This weekend we are celebrating Thanksgiving in worship.
One of the first scriptures I learned as a child was Psalm 100: "Enter God's gates with thanksgiving and God's courts with praise... for the Lord is good; God's steadfast love endures forever" (Psalm 100:4 & 5).
The word we usually translate as "steadfast love" has many meanings and cognates in Greek. It can be translated as compassion, kindness, goodness, mercy, faithfulness, devotion, loyalty, favor, and forebearance. Walter Brueggemann used to translate it as "tenacious solidarity."

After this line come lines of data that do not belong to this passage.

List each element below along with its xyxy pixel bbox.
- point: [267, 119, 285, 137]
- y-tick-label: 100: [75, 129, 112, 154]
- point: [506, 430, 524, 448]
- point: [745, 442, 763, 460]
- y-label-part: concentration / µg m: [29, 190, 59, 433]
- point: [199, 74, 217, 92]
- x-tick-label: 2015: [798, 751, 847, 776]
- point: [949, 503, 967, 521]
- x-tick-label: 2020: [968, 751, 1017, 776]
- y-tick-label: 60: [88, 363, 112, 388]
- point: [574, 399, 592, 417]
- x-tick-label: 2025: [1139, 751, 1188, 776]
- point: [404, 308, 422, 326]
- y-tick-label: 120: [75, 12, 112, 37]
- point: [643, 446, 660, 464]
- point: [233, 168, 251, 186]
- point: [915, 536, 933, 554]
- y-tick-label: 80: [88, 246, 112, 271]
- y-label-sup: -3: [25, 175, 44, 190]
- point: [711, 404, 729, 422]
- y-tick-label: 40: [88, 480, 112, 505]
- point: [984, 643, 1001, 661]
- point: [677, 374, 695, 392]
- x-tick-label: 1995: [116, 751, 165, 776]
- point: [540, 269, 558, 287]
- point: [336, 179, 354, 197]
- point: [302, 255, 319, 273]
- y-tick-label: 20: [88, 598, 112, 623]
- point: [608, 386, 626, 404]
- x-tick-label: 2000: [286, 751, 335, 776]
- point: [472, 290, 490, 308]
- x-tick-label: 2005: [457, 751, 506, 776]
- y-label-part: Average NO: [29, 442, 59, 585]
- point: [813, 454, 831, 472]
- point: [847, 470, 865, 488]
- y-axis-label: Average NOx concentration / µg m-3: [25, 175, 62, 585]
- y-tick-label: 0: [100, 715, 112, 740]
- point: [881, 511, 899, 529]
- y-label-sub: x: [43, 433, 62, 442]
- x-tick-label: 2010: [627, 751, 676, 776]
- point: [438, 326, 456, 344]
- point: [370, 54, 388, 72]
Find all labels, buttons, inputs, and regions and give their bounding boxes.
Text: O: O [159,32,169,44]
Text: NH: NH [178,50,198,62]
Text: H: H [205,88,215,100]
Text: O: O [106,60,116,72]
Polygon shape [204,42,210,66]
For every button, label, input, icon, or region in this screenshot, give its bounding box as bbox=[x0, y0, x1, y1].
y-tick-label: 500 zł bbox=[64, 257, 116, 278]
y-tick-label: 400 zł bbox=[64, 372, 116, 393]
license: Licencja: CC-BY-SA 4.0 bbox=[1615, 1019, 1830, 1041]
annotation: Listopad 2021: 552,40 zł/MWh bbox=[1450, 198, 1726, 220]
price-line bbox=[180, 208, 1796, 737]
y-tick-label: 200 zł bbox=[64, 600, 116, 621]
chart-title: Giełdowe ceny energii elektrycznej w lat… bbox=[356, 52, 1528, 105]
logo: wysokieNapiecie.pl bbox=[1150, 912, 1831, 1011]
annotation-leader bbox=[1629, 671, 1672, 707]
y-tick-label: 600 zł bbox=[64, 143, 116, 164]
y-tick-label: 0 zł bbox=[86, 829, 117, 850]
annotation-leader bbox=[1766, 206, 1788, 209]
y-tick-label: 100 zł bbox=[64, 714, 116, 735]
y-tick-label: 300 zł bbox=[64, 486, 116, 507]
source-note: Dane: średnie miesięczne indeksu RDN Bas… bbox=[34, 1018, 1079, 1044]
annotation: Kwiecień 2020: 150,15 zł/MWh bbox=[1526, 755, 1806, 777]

What's important to note here is that these words are used to describe the character of God and how God relates to us first. Think about that for a minute. God chooses to tenaciously stand with us. More specifically, with all those who are in need throughout the history of God's people: the orphan. The widow. The stranger. The hungry. The foreigner. The poor. The lost. The homeless. The oppressed. The children. The sick. The women. The afflicted. The slaves. The grieving. The prisoners. The outcast. Anyone that we humans choose to designate as unworthy for any reason (that's worth pondering for a while).
God comes to us and makes God's home in the messiest and unseemliest of places. Among the people who need God the most.
God also shows up at those moments when we need God the most. No matter how big the mess or how unworthy we may feel. No matter how small the world has told us we are. God envelops us in love that will not let us go and helps us to take the next breath. The next step. The next whatever it is that we need.
Our story we will be looking at is about one of the hardest challenges many of us have faced. The tale of Elknah and Hannah is a classic Hebrew bible infertility struggle. But as with so many of these narratives, the women face challenges that the men cannot begin to nor care to comprehend. What this ancient weaving does is open an opportunity for us to consider how and where we might see others in need of compassion in our own midst. Here and now. In ways we may have overlooked either unintentionally or quite intentionally.
Because no matter what else may come, just as God has made God's life among us, so God desires us to make our lives with one another in the same way. Giving thanks for all God continues to do.